Dois presidentes deram um verdadeiro impulso à Sociedade: Sir John Pringle, físico, eleito em 1772 e, especialmente, Sir Joseph Banks que o sucedeu em 1778 por 42 anos. Banks tinha acompanhado o Capitão Cook em sua expedição de 1768 a 1771. Eles tinham por missão, de um lado observar o trânsito de Vênus, o que fizeram desde o Tahiti para medir a unidade astronômica e, assim, estimar a distância entre o Sol e a Terra, e de outro verificar a existência da Austrália, então designada como Terra Australis incognita. Joseph Banks tornou-se maçom muito jovem, um pouco antes de 1768.
O ecletismo científico dos membros da Royal Society é característica do conhecimento na época do Iluminismo, que ainda não fora dividido, compartimentado em diferentes disciplinas, como observaria mais tarde Foucault. Esta verdadeira sede por conhecimento era tanto uma riqueza quanto uma fraqueza. Uma riqueza, porque esses primeiros cientistas estavam interessados em tudo, sem antolhos, uma fraqueza também, é claro, e que às vezes se prestou à sátira.
Publicação da Royal Society: As leis da natureza.
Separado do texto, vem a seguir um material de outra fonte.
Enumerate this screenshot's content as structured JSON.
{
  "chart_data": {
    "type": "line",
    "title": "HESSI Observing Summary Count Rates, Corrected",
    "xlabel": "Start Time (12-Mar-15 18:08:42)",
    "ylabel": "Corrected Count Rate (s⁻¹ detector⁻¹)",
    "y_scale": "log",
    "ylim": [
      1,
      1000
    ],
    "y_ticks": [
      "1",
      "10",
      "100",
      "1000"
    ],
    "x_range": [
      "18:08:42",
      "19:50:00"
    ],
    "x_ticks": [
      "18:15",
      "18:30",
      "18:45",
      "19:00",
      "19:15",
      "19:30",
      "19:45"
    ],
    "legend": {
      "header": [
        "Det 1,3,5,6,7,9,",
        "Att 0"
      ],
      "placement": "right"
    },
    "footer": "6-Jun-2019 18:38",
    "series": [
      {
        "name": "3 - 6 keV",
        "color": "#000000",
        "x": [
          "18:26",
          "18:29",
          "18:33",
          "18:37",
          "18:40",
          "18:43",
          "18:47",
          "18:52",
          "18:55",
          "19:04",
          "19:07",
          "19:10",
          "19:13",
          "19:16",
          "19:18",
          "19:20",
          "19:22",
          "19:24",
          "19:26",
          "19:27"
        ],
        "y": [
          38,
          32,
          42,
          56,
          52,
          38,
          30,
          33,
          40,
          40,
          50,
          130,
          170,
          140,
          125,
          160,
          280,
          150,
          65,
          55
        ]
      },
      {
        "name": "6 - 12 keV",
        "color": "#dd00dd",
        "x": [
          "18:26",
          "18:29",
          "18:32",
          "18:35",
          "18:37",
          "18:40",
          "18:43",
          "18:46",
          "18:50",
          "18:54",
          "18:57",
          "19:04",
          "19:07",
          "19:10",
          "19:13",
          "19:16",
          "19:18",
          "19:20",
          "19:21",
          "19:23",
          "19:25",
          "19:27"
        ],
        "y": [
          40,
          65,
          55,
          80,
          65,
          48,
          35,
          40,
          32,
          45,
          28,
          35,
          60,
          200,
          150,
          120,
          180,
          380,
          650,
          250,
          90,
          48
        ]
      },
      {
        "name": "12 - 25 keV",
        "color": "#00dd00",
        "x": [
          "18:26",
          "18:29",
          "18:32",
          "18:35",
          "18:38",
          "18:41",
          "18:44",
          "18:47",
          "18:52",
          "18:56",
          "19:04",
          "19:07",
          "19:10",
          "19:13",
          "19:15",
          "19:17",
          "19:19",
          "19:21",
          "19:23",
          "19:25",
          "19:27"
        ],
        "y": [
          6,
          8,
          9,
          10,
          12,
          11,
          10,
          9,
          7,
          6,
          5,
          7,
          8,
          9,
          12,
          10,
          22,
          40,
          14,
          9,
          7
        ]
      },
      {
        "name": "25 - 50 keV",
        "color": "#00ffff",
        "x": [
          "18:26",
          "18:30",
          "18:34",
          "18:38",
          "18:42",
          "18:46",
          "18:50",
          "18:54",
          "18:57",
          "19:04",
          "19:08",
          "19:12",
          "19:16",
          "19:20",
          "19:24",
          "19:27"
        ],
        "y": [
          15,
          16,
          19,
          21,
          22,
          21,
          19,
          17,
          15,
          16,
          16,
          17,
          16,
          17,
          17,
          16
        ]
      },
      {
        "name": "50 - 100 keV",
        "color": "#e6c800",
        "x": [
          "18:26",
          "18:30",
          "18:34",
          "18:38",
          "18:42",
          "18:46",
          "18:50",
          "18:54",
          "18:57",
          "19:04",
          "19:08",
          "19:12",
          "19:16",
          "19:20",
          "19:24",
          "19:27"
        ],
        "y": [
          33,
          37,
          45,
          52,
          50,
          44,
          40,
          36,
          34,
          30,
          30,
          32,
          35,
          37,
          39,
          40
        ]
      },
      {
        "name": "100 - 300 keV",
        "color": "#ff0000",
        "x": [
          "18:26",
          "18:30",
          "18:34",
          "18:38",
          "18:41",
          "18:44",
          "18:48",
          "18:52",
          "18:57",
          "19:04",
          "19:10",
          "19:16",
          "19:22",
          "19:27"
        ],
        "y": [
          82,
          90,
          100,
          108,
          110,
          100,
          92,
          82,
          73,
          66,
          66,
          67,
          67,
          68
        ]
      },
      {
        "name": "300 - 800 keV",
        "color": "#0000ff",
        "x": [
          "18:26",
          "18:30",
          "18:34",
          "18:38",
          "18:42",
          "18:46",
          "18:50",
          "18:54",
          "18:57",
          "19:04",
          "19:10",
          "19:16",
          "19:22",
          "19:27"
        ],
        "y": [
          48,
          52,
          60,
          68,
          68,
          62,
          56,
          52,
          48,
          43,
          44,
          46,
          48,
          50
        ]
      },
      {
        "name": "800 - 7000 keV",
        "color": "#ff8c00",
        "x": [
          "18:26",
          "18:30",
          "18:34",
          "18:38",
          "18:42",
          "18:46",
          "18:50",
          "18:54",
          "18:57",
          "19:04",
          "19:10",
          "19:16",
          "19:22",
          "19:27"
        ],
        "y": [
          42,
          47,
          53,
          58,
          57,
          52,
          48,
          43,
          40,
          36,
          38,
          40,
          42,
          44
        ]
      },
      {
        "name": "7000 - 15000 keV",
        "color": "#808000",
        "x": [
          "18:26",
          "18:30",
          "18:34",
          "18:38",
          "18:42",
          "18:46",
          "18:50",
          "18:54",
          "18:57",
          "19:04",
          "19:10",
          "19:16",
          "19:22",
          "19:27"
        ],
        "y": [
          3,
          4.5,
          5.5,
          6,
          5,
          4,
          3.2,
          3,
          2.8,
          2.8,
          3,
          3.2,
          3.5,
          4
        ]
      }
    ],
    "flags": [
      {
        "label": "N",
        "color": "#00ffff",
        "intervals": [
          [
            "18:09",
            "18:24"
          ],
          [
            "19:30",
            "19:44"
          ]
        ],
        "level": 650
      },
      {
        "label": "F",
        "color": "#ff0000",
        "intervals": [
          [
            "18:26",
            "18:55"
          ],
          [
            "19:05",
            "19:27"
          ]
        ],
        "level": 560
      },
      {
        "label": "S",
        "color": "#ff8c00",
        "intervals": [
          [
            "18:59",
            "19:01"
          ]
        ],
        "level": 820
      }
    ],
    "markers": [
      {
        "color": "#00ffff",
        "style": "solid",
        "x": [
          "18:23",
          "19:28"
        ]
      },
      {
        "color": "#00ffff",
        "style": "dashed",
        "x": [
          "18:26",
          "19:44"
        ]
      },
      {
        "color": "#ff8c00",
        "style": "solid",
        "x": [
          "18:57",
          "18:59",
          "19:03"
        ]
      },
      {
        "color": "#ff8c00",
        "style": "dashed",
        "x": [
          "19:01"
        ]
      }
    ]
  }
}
Na idade de ouro da sátira na Inglaterra, a mais divertida era a de Jonathan Swift, que agora sabemos era maçom, em As Viagens de Gulliver (1726). Ele descreveu a academia de Lagado, povoada por estes projectors, como eram então chamados, estes homens de “projetos” um pouco loucos que queriam experimentar tudo, tão grande era sua sede de descoberta. Um desses projetores decide então construir uma casa começando pelo telhado, enquanto outro tenta extrair raios de sol de pepinos para aquecer a atmosfera… Samuel Johnson, o autor do primeiro dicionário do idioma Inglês, também ironiza: “Grandes esperanças nasceram com o progresso repentino das artes úteis … os membros da Sociedade se reúnem e se reúnem sem que as misérias da vida tenham diminuído visivelmente.”
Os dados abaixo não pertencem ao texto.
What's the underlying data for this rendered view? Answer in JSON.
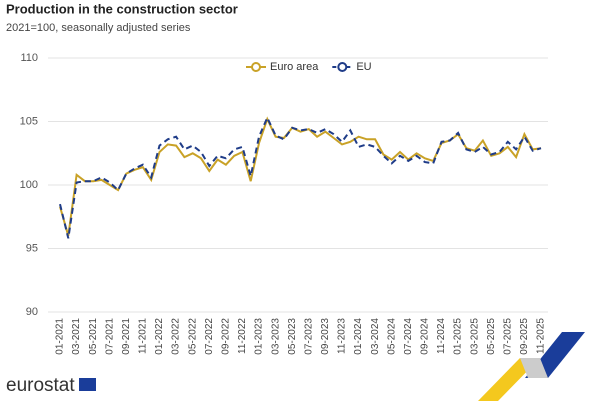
{
  "chart_data": {
    "type": "line",
    "title": "Production in the construction sector",
    "subtitle": "2021=100, seasonally adjusted series",
    "categories": [
      "01-2021",
      null,
      "03-2021",
      null,
      "05-2021",
      null,
      "07-2021",
      null,
      "09-2021",
      null,
      "11-2021",
      null,
      "01-2022",
      null,
      "03-2022",
      null,
      "05-2022",
      null,
      "07-2022",
      null,
      "09-2022",
      null,
      "11-2022",
      null,
      "01-2023",
      null,
      "03-2023",
      null,
      "05-2023",
      null,
      "07-2023",
      null,
      "09-2023",
      null,
      "11-2023",
      null,
      "01-2024",
      null,
      "03-2024",
      null,
      "05-2024",
      null,
      "07-2024",
      null,
      "09-2024",
      null,
      "11-2024",
      null,
      "01-2025",
      null,
      "03-2025",
      null,
      "05-2025",
      null,
      "07-2025",
      null,
      "09-2025",
      null,
      "11-2025"
    ],
    "series": [
      {
        "name": "Euro area",
        "color": "#c9a227",
        "dash": false,
        "values": [
          98.3,
          96.0,
          100.8,
          100.3,
          100.3,
          100.4,
          100.0,
          99.6,
          100.9,
          101.2,
          101.4,
          100.4,
          102.6,
          103.2,
          103.1,
          102.2,
          102.5,
          102.1,
          101.1,
          102.0,
          101.6,
          102.3,
          102.6,
          100.3,
          103.3,
          105.2,
          103.8,
          103.7,
          104.5,
          104.2,
          104.4,
          103.8,
          104.2,
          103.7,
          103.2,
          103.4,
          103.8,
          103.6,
          103.6,
          102.4,
          102.0,
          102.6,
          102.0,
          102.5,
          102.1,
          101.9,
          103.3,
          103.5,
          104.0,
          102.9,
          102.7,
          103.5,
          102.3,
          102.5,
          103.0,
          102.2,
          104.0,
          102.8,
          102.9
        ]
      },
      {
        "name": "EU",
        "color": "#1f3c88",
        "dash": true,
        "values": [
          98.5,
          95.8,
          100.2,
          100.3,
          100.3,
          100.6,
          100.2,
          99.6,
          100.9,
          101.3,
          101.6,
          100.6,
          103.1,
          103.6,
          103.8,
          102.8,
          103.1,
          102.6,
          101.5,
          102.3,
          102.1,
          102.8,
          103.0,
          100.7,
          103.8,
          105.3,
          103.9,
          103.6,
          104.5,
          104.3,
          104.4,
          104.1,
          104.4,
          104.0,
          103.4,
          104.3,
          103.0,
          103.2,
          103.0,
          102.3,
          101.7,
          102.3,
          101.9,
          102.3,
          101.8,
          101.7,
          103.4,
          103.5,
          104.1,
          102.8,
          102.6,
          103.0,
          102.4,
          102.6,
          103.4,
          102.8,
          103.8,
          102.7,
          102.9
        ]
      }
    ],
    "ylim": [
      90,
      110
    ],
    "yticks": [
      90,
      95,
      100,
      105,
      110
    ],
    "grid": true,
    "legend": "top"
  },
  "footer": {
    "logo": "eurostat"
  }
}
E os maçons também não escapariam da sátira. A sociedade paródica apareceu de maneira muito efêmera na década de 1720. O pintor Hogarth, ele mesmo um grande intendente da Grande Loja da Inglaterra, os imortalizou em O Mistério da Maçonaria Trazido à Luz pelos Gormogons (1724). Esta pintura descreve uma procissão liderada por um certo “Chin Quan”, bem como pelo sábio Confucius, que continha, entre outras personagens grotescas, um macaco vestido de avental e luvas maçônicas, provavelmente uma caricatura do Reverendo Anderson, o autor das Constituições maçônicas de 1723. Como vemos, não se tratava de sátiras virulentas, mas sim de divertidos flagrantes.
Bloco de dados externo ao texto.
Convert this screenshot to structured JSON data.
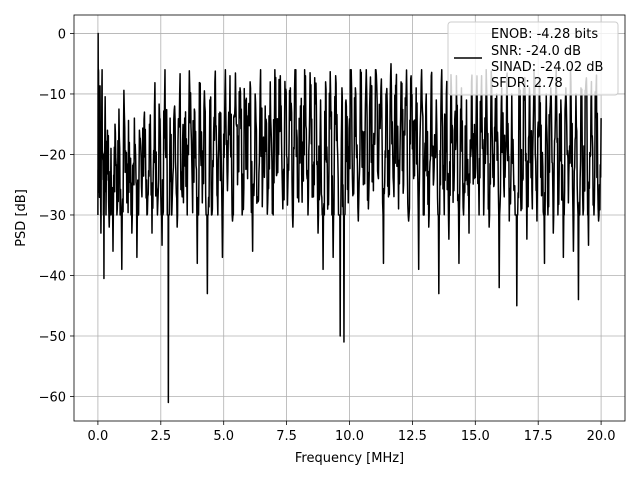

Novas ideias, princípios comuns
As inovações muitas vezes fazem sorrir, sabemos disso. No entanto, só elas permitem que os homens evoluam. A Royal Society, assim como a Maçonaria Inglesa e Escocesa, traz a marca do Iluminismo. Se elas têm as suas raízes mergulhadas em séculos anteriores, se elas se dizem herdeiras de tradições antigas, elas rejeitam dogmas, o conhecimento fossilizado, os preconceitos. No início do século XVIII, elas são portadoras de ideias que fundaram nossas sociedades modernas, embora sejam muitas vezes postas à prova hoje: a tolerância, as virtudes da observação, o respeito pela natureza e homens em sua diversidade.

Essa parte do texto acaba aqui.